Show HN: Jamie, pull up – Podcast search engine rigged for The Joe Rogan podcast
jamiepullup.comLittle back story for more context:
A few weeks ago I was listening to Joe's episode with Tony Hinchcliffe. At some point, the discussion leads to Tom Cruise doing his own stunts. The conversation then devolves into this hypothetical situation where Cruise dies while performing a stunt and how odd it would be to watch the movie knowing Cruise dies in it. Or whether people would actually go see the movie. As morbid as the whole conversation was, I thought it was hilarious.

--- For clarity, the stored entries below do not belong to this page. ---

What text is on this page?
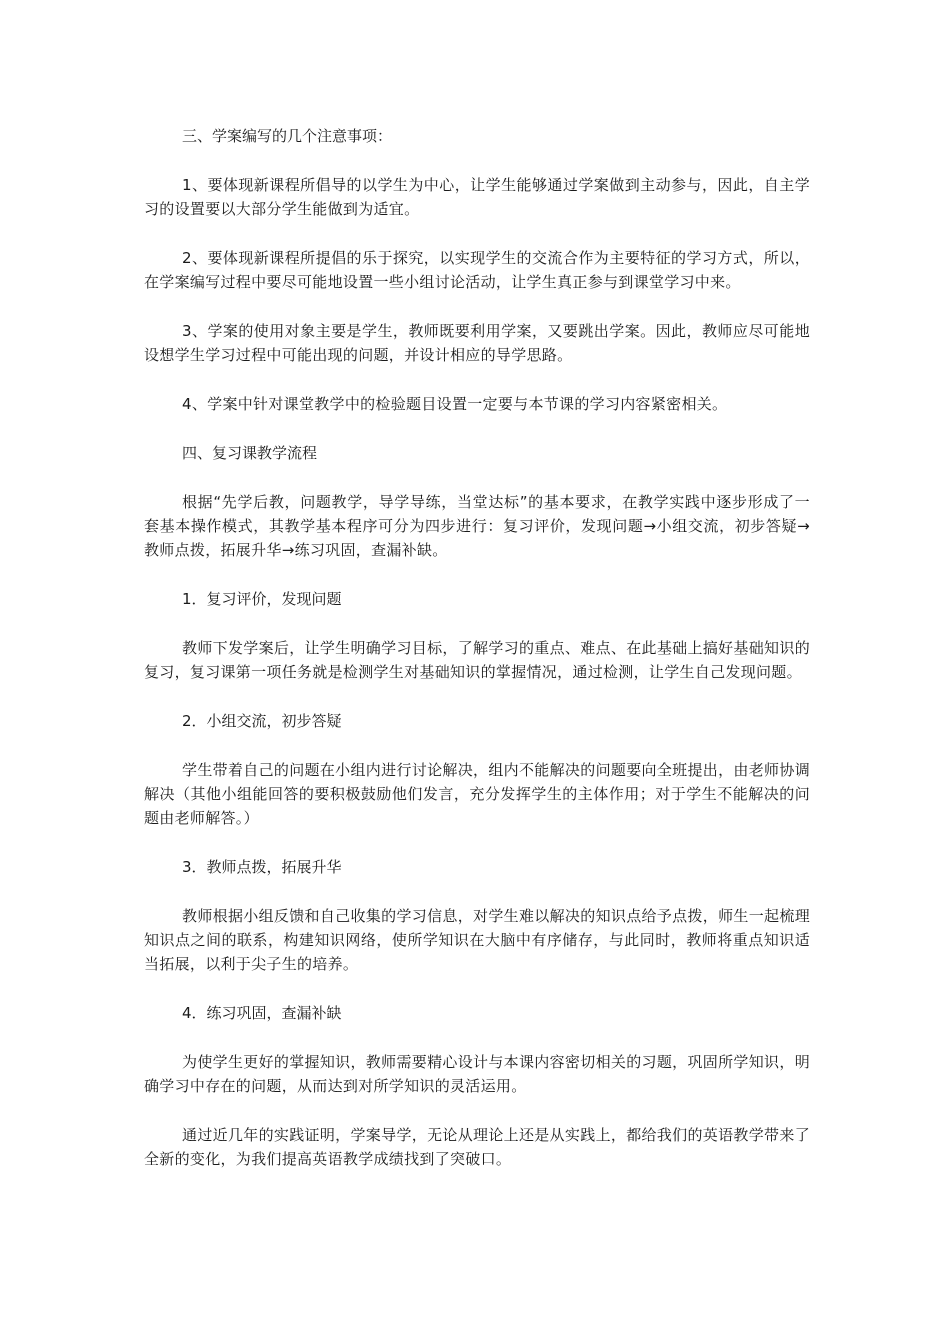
三、学案编写的几个注意事项：

1、要体现新课程所倡导的以学生为中心，让学生能够通过学案做到主动参与，因此，自主学习的设置要以大部分学生能做到为适宜。

2、要体现新课程所提倡的乐于探究，以实现学生的交流合作为主要特征的学习方式，所以，在学案编写过程中要尽可能地设置一些小组讨论活动，让学生真正参与到课堂学习中来。

3、学案的使用对象主要是学生，教师既要利用学案，又要跳出学案。因此，教师应尽可能地设想学生学习过程中可能出现的问题，并设计相应的导学思路。

4、学案中针对课堂教学中的检验题目设置一定要与本节课的学习内容紧密相关。

四、复习课教学流程

根据“先学后教，问题教学，导学导练，当堂达标”的基本要求，在教学实践中逐步形成了一套基本操作模式，其教学基本程序可分为四步进行：复习评价，发现问题→小组交流，初步答疑→教师点拨，拓展升华→练习巩固，查漏补缺。

1．复习评价，发现问题

教师下发学案后，让学生明确学习目标，了解学习的重点、难点、在此基础上搞好基础知识的复习，复习课第一项任务就是检测学生对基础知识的掌握情况，通过检测，让学生自己发现问题。

2．小组交流，初步答疑

学生带着自己的问题在小组内进行讨论解决，组内不能解决的问题要向全班提出，由老师协调解决（其他小组能回答的要积极鼓励他们发言，充分发挥学生的主体作用；对于学生不能解决的问题由老师解答。）

3．教师点拨，拓展升华

教师根据小组反馈和自己收集的学习信息，对学生难以解决的知识点给予点拨，师生一起梳理知识点之间的联系，构建知识网络，使所学知识在大脑中有序储存，与此同时，教师将重点知识适当拓展，以利于尖子生的培养。

4．练习巩固，查漏补缺

为使学生更好的掌握知识，教师需要精心设计与本课内容密切相关的习题，巩固所学知识，明确学习中存在的问题，从而达到对所学知识的灵活运用。

通过近几年的实践证明，学案导学，无论从理论上还是从实践上，都给我们的英语教学带来了全新的变化，为我们提高英语教学成绩找到了突破口。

Days go by and I start to think back to that episode. I try to remember who the guest was so I can look it up and listen to it again, specifically the discussion around Tom Cruise. But I just couldn't remember anything. Surprisingly youtube search wasn't that helpful either. All I could remember from the episode was the phrase "Tom Cruise snuff film".
That's when I thought it would be great to be able to search Joe's podcasts (or any podcast for that matter). I spent some time researching what it would take to build out a search engine specific for a podcast. And after a few weeks of working on it, I got a prototype up and running.
And now if you look up "Tom Cruise snuff film", it brings up the episode and the specific spot where the discussion starts:
Cool. Searched for 'elk meat', was not disappointed. Are you using elastic for the search?
I'm using AWS's Cloud Search. I'm not sure what's actually behind it but I wouldn't be surprised if it's Lucene based.
Cool! Where are you getting the transcripts from?
I'm using AWS transcribe. I would love to eventually train my own model specifically for each podcast. For this specific instance, since Joe is moving the Spotify soon, I'm not sure the investment is worth it.